Su concreta modestia puede llamar la atención por provenir de alguien que los manuales han inscrito hace tiempo como uno de los nombres marcantes de la filosofía y la teología latinoamericanas, alguien de quien se podría esperar, tal vez, una conversación más grave y distanciada. Recordemos que en 1939, con la publicación en Buenos Aires de La ontología fundamental de Heidegger, Alberto Wagner se convirtió, a los 24 años, en el primer comentarista del filósofo alemán en lengua española. En libros sucesivos prolongó su reflexión filosófica hacia otros tópicos como el concepto aristotélico de verdad, las nociones de analogía y evocación, el vínculo entre pobreza y cultura y el fenómeno de la globalización. Paralelamente, en contraste respetuoso y fructífero con la teología de la liberación, el pensamiento cristiano de Wagner de Reyna ha buscado definir, por medio de un enfoque fenomenológico, los contornos reconocibles de la fe ante la razón, el mito y la ciencia.
Caso notable, en Wagner ha coincidido la disposición especulativa más exigente con la más ávida vocación de inventariado, como se aprecia en sus escritos de historia de la diplomacia, de las fronteras o
del mar del Perú, textos que son hasta hoy de consulta obligada para los estudiantes de esas materias. Gran viajero y cosmopolita, Wagner de Reyna ha arrastrado por el mundo su obsesión por el Perú. Como otros
-sin duda más inspirado que otros-, ha hecho del exilio un camino para fundar su arraigo, una vía para pensar de nuevo el vínculo con su país.

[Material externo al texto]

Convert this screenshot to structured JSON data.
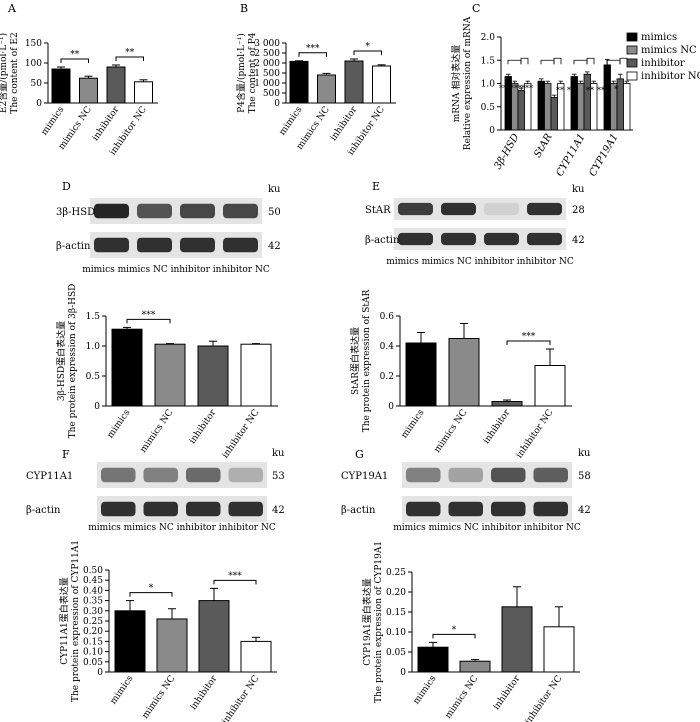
{
  "figure": {
    "colors": {
      "mimics": "#000000",
      "mimics NC": "#8a8a8a",
      "inhibitor": "#5a5a5a",
      "inhibitor NC": "#ffffff"
    },
    "legend": [
      "mimics",
      "mimics NC",
      "inhibitor",
      "inhibitor NC"
    ],
    "blots": {
      "D": {
        "label": "D",
        "bands": [
          "3β-HSD",
          "β-actin"
        ],
        "ku": "ku",
        "sizes": [
          "50",
          "42"
        ],
        "lanes": "mimics mimics NC  inhibitor inhibitor NC"
      },
      "E": {
        "label": "E",
        "bands": [
          "StAR",
          "β-actin"
        ],
        "ku": "ku",
        "sizes": [
          "28",
          "42"
        ],
        "lanes": "mimics mimics NC  inhibitor inhibitor NC"
      },
      "F": {
        "label": "F",
        "bands": [
          "CYP11A1",
          "β-actin"
        ],
        "ku": "ku",
        "sizes": [
          "53",
          "42"
        ],
        "lanes": "mimics mimics NC  inhibitor inhibitor NC"
      },
      "G": {
        "label": "G",
        "bands": [
          "CYP19A1",
          "β-actin"
        ],
        "ku": "ku",
        "sizes": [
          "58",
          "42"
        ],
        "lanes": "mimics mimics NC  inhibitor inhibitor NC"
      }
    }
  },
  "chart_data": [
    {
      "panel": "A",
      "type": "bar",
      "categories": [
        "mimics",
        "mimics NC",
        "inhibitor",
        "inhibitor NC"
      ],
      "values": [
        85,
        62,
        90,
        53
      ],
      "errors": [
        5,
        5,
        5,
        5
      ],
      "ylabel": [
        "E2含量/(pmol·L⁻¹)",
        "The content of E2"
      ],
      "ylim": [
        0,
        150
      ],
      "yticks": [
        0,
        50,
        100,
        150
      ],
      "significance": [
        {
          "from": 0,
          "to": 1,
          "label": "**"
        },
        {
          "from": 2,
          "to": 3,
          "label": "**"
        }
      ]
    },
    {
      "panel": "B",
      "type": "bar",
      "categories": [
        "mimics",
        "mimics NC",
        "inhibitor",
        "inhibitor NC"
      ],
      "values": [
        2080,
        1400,
        2100,
        1850
      ],
      "errors": [
        30,
        80,
        100,
        60
      ],
      "ylabel": [
        "P4含量/(pmol·L⁻¹)",
        "The content of P4"
      ],
      "ylim": [
        0,
        3000
      ],
      "yticks": [
        0,
        500,
        1000,
        1500,
        2000,
        2500,
        3000
      ],
      "yticklabels": [
        "0",
        "500",
        "1 000",
        "1 500",
        "2 000",
        "2 500",
        "3 000"
      ],
      "significance": [
        {
          "from": 0,
          "to": 1,
          "label": "***"
        },
        {
          "from": 2,
          "to": 3,
          "label": "*"
        }
      ]
    },
    {
      "panel": "C",
      "type": "bar",
      "categories": [
        "3β-HSD",
        "StAR",
        "CYP11A1",
        "CYP19A1"
      ],
      "series": [
        {
          "name": "mimics",
          "values": [
            1.15,
            1.05,
            1.15,
            1.4
          ],
          "errors": [
            0.05,
            0.05,
            0.05,
            0.12
          ]
        },
        {
          "name": "mimics NC",
          "values": [
            1.0,
            1.0,
            1.0,
            1.0
          ],
          "errors": [
            0.05,
            0.05,
            0.05,
            0.05
          ]
        },
        {
          "name": "inhibitor",
          "values": [
            0.85,
            0.7,
            1.2,
            1.1
          ],
          "errors": [
            0.05,
            0.05,
            0.05,
            0.1
          ]
        },
        {
          "name": "inhibitor NC",
          "values": [
            1.0,
            1.0,
            1.0,
            1.0
          ],
          "errors": [
            0.05,
            0.05,
            0.05,
            0.05
          ]
        }
      ],
      "ylabel": [
        "mRNA 相对表达量",
        "Relative expression of mRNA"
      ],
      "ylim": [
        0,
        2.0
      ],
      "yticks": [
        0,
        0.5,
        1.0,
        1.5,
        2.0
      ],
      "yticklabels": [
        "0",
        "0.5",
        "1.0",
        "1.5",
        "2.0"
      ],
      "significance": [
        {
          "label": "***"
        },
        {
          "label": "***"
        },
        {
          "label": "***"
        },
        {
          "label": "**"
        },
        {
          "label": "**"
        },
        {
          "label": "**"
        },
        {
          "label": "**"
        },
        {
          "label": "*"
        }
      ]
    },
    {
      "panel": "D",
      "type": "bar",
      "categories": [
        "mimics",
        "mimics NC",
        "inhibitor",
        "inhibitor NC"
      ],
      "values": [
        1.28,
        1.03,
        1.0,
        1.03
      ],
      "errors": [
        0.03,
        0.01,
        0.08,
        0.01
      ],
      "ylabel": [
        "3β-HSD蛋白表达量",
        "The protein expression of 3β-HSD"
      ],
      "ylim": [
        0,
        1.5
      ],
      "yticks": [
        0,
        0.5,
        1.0,
        1.5
      ],
      "yticklabels": [
        "0",
        "0.5",
        "1.0",
        "1.5"
      ],
      "significance": [
        {
          "from": 0,
          "to": 1,
          "label": "***"
        }
      ]
    },
    {
      "panel": "E",
      "type": "bar",
      "categories": [
        "mimics",
        "mimics NC",
        "inhibitor",
        "inhibitor NC"
      ],
      "values": [
        0.42,
        0.45,
        0.03,
        0.27
      ],
      "errors": [
        0.07,
        0.1,
        0.01,
        0.11
      ],
      "ylabel": [
        "StAR蛋白表达量",
        "The protein expression of StAR"
      ],
      "ylim": [
        0,
        0.6
      ],
      "yticks": [
        0,
        0.2,
        0.4,
        0.6
      ],
      "yticklabels": [
        "0",
        "0.2",
        "0.4",
        "0.6"
      ],
      "significance": [
        {
          "from": 2,
          "to": 3,
          "label": "***"
        }
      ]
    },
    {
      "panel": "F",
      "type": "bar",
      "categories": [
        "mimics",
        "mimics NC",
        "inhibitor",
        "inhibitor NC"
      ],
      "values": [
        0.3,
        0.26,
        0.35,
        0.15
      ],
      "errors": [
        0.05,
        0.05,
        0.06,
        0.02
      ],
      "ylabel": [
        "CYP11A1蛋白表达量",
        "The protein expression of CYP11A1"
      ],
      "ylim": [
        0,
        0.5
      ],
      "yticks": [
        0,
        0.05,
        0.1,
        0.15,
        0.2,
        0.25,
        0.3,
        0.35,
        0.4,
        0.45,
        0.5
      ],
      "yticklabels": [
        "0",
        "0.05",
        "0.10",
        "0.15",
        "0.20",
        "0.25",
        "0.30",
        "0.35",
        "0.40",
        "0.45",
        "0.50"
      ],
      "significance": [
        {
          "from": 0,
          "to": 1,
          "label": "*"
        },
        {
          "from": 2,
          "to": 3,
          "label": "***"
        }
      ]
    },
    {
      "panel": "G",
      "type": "bar",
      "categories": [
        "mimics",
        "mimics NC",
        "inhibitor",
        "inhibitor NC"
      ],
      "values": [
        0.062,
        0.027,
        0.163,
        0.113
      ],
      "errors": [
        0.012,
        0.004,
        0.05,
        0.05
      ],
      "ylabel": [
        "CYP19A1蛋白表达量",
        "The protein expression of CYP19A1"
      ],
      "ylim": [
        0,
        0.25
      ],
      "yticks": [
        0,
        0.05,
        0.1,
        0.15,
        0.2,
        0.25
      ],
      "yticklabels": [
        "0",
        "0.05",
        "0.10",
        "0.15",
        "0.20",
        "0.25"
      ],
      "significance": [
        {
          "from": 0,
          "to": 1,
          "label": "*"
        }
      ]
    }
  ]
}
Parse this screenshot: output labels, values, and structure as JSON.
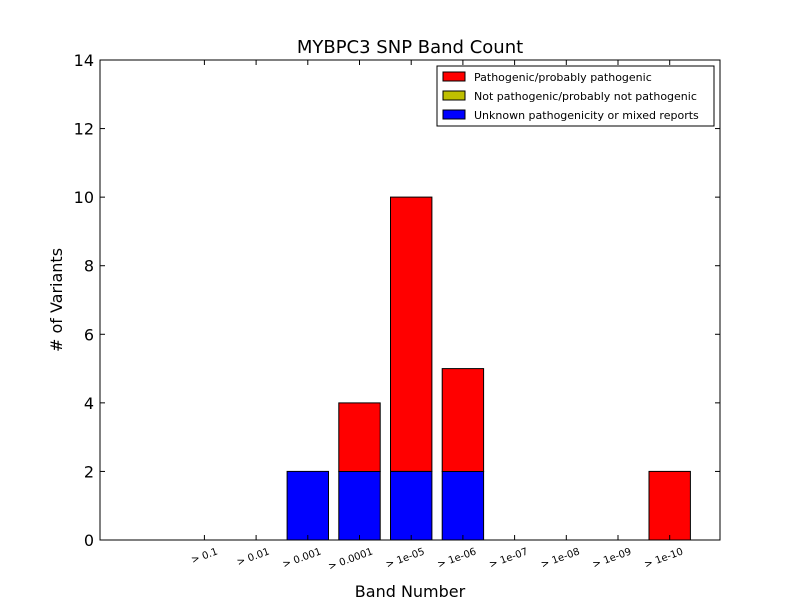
{
  "chart_data": {
    "type": "bar",
    "stacked": true,
    "title": "MYBPC3 SNP Band Count",
    "xlabel": "Band Number",
    "ylabel": "# of Variants",
    "ylim": [
      0,
      14
    ],
    "yticks": [
      0,
      2,
      4,
      6,
      8,
      10,
      12,
      14
    ],
    "categories": [
      "> 0.1",
      "> 0.01",
      "> 0.001",
      "> 0.0001",
      "> 1e-05",
      "> 1e-06",
      "> 1e-07",
      "> 1e-08",
      "> 1e-09",
      "> 1e-10"
    ],
    "series": [
      {
        "name": "Unknown pathogenicity or mixed reports",
        "color": "#0000ff",
        "values": [
          0,
          0,
          2,
          2,
          2,
          2,
          0,
          0,
          0,
          0
        ]
      },
      {
        "name": "Not pathogenic/probably not pathogenic",
        "color": "#bfbf00",
        "values": [
          0,
          0,
          0,
          0,
          0,
          0,
          0,
          0,
          0,
          0
        ]
      },
      {
        "name": "Pathogenic/probably pathogenic",
        "color": "#ff0000",
        "values": [
          0,
          0,
          0,
          2,
          8,
          3,
          0,
          0,
          0,
          2
        ]
      }
    ],
    "legend": {
      "placement": "top-right",
      "order": [
        "Pathogenic/probably pathogenic",
        "Not pathogenic/probably not pathogenic",
        "Unknown pathogenicity or mixed reports"
      ]
    },
    "grid": false
  }
}
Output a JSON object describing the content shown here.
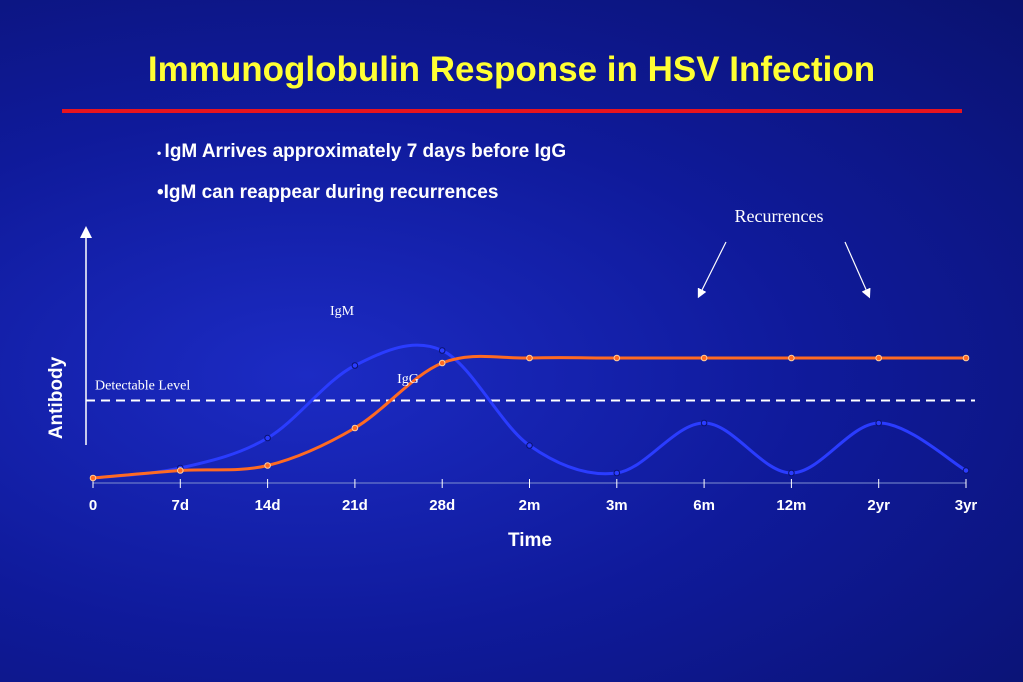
{
  "title": "Immunoglobulin Response in HSV Infection",
  "bullets": [
    "IgM Arrives approximately 7 days before IgG",
    "IgM can reappear during recurrences"
  ],
  "chart_data": {
    "type": "line",
    "categories": [
      "0",
      "7d",
      "14d",
      "21d",
      "28d",
      "2m",
      "3m",
      "6m",
      "12m",
      "2yr",
      "3yr"
    ],
    "series": [
      {
        "name": "IgM",
        "color": "#2a3cff",
        "values": [
          0,
          4,
          16,
          45,
          51,
          13,
          2,
          22,
          2,
          22,
          3
        ]
      },
      {
        "name": "IgG",
        "color": "#ff6a22",
        "values": [
          0,
          3,
          5,
          20,
          46,
          48,
          48,
          48,
          48,
          48,
          48
        ]
      }
    ],
    "ylim": [
      0,
      100
    ],
    "y_label": "Antibody",
    "x_label": "Time",
    "detectable_level": {
      "value": 31,
      "label": "Detectable Level"
    },
    "annotation": "Recurrences"
  }
}
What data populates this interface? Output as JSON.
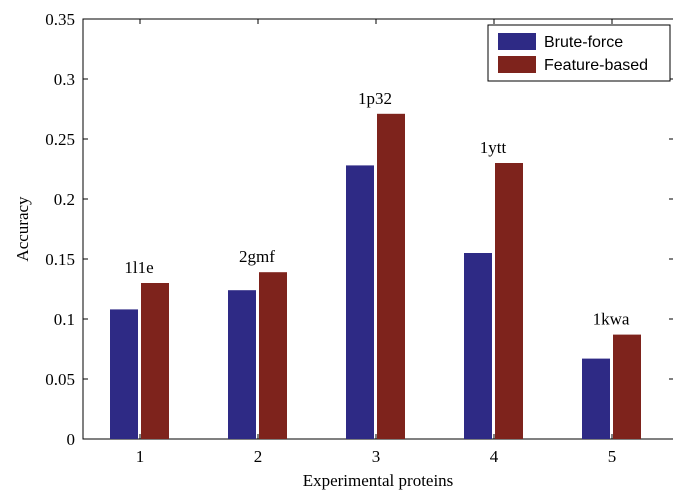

Y lo ha hecho con una libertad total, una libertad irritante para algunos.
Mirando el Perú, Alberto Wagner se ha asumido siempre, desenfadadamente, como un conservador, inscrito en la tradición de Riva Agüero y de V.A. Belaúnde. Cuán incomprendida ha sido su independencia intelectual y cuán fácilmente denostada su resistencia ante los sucesivos cánones de corrección política del indigenismo, el socialismo o el velasquismo. Wagner de Reyna no se ha apartado de su visión del Perú como una nación esencialmente occidental.